Now I like Shakespeare, I think he's a pretty good catch; however, more than half the time I cannot understand what is going on with his writing unless I see it played out infront of me. (Thank you SHU Theater Program.) But also just a plug - these kids have a lot of energy in their acting I'm sure it will be a great show.

Sorry I get side-tracked sometimes..."The night is dark; light and spirits will become it well. Heaven prosper our sport. No man means evil but the devil, and we shall know him by his horns." (Act 5, Scene 2) 
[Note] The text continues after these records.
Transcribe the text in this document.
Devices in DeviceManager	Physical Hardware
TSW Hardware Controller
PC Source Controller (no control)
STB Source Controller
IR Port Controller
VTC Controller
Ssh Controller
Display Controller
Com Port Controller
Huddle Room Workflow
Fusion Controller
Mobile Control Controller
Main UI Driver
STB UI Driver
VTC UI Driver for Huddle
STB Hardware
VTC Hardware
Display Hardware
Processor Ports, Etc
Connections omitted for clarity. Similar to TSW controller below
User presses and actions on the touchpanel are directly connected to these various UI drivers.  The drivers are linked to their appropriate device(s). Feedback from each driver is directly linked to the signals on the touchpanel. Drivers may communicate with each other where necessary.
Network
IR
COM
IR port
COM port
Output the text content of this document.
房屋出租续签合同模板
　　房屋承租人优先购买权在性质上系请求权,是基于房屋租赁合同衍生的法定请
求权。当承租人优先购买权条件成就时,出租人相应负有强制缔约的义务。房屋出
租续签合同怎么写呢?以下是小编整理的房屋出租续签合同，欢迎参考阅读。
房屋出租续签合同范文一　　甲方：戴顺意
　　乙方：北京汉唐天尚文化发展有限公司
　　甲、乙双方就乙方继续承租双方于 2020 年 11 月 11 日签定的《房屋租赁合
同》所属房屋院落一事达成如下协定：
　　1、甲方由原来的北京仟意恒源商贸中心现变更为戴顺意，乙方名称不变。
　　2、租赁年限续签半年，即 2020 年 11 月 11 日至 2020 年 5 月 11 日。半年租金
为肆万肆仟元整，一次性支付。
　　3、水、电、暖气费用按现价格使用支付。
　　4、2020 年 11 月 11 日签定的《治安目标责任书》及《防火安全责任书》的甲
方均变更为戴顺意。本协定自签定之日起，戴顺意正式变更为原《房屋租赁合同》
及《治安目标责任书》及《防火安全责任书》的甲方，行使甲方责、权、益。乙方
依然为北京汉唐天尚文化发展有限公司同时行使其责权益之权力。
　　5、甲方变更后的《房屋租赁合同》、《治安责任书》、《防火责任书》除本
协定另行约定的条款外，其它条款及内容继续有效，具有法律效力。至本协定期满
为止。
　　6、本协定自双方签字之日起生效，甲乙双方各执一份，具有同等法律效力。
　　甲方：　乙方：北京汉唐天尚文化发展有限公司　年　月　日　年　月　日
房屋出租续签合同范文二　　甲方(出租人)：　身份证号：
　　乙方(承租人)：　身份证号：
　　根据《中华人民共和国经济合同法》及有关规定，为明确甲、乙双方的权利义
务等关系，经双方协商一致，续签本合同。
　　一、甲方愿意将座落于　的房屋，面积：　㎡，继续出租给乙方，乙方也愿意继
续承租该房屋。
I chose this quote because when I was taking pictures/watching the show, I missed the first part of this with the whole horn making business because that is where they started and I was not just watching the show, I was trying to take pictures as well. (So I was a bit confused.) However, this quote reminded me of what was going actually going on, on stage. And because of that and because of how the actors really were able to pull you into this scene, I better understand what is going on. I find it pretty funny now too - because even though Nathan May does a great job of running around in fear, it is better to actually know what is going on even though his facial expressions are enough to keep anyone entertained.

4 Comments

I'm glad to hear this, Chelsea... in class Friday I assured students that if the actors have to say lines they think the audience won't understand, they may very well have actors hit bonk other over the head or whatever, so that it will be funny anyway.

Chelsea, you are making me excited to see the play! But the horns are an interesting symbol. I think it said somewhere in the footnotes that the horns represent a cuckolded man. So isn’t it ironic that the man who was trying to convince other men’s wives to cheat on them is now the one wearing horns? It is an interesting role-reversal.

AH! I cannot wait to go see the play! I love reading Shakespeare and then seeing it played out on stage, because that way it clears up a lot of the confusion that is going on in your head when you're trying to figure out what he's saying haha.

Yes, but it is important to remember that the play we see is just those actors' and that director's interpretation of the play. And if you see someone else perform the same play, it could be quite different. So while it does help clear up some confusion, it is not necessarily the one right way to interprete the scene.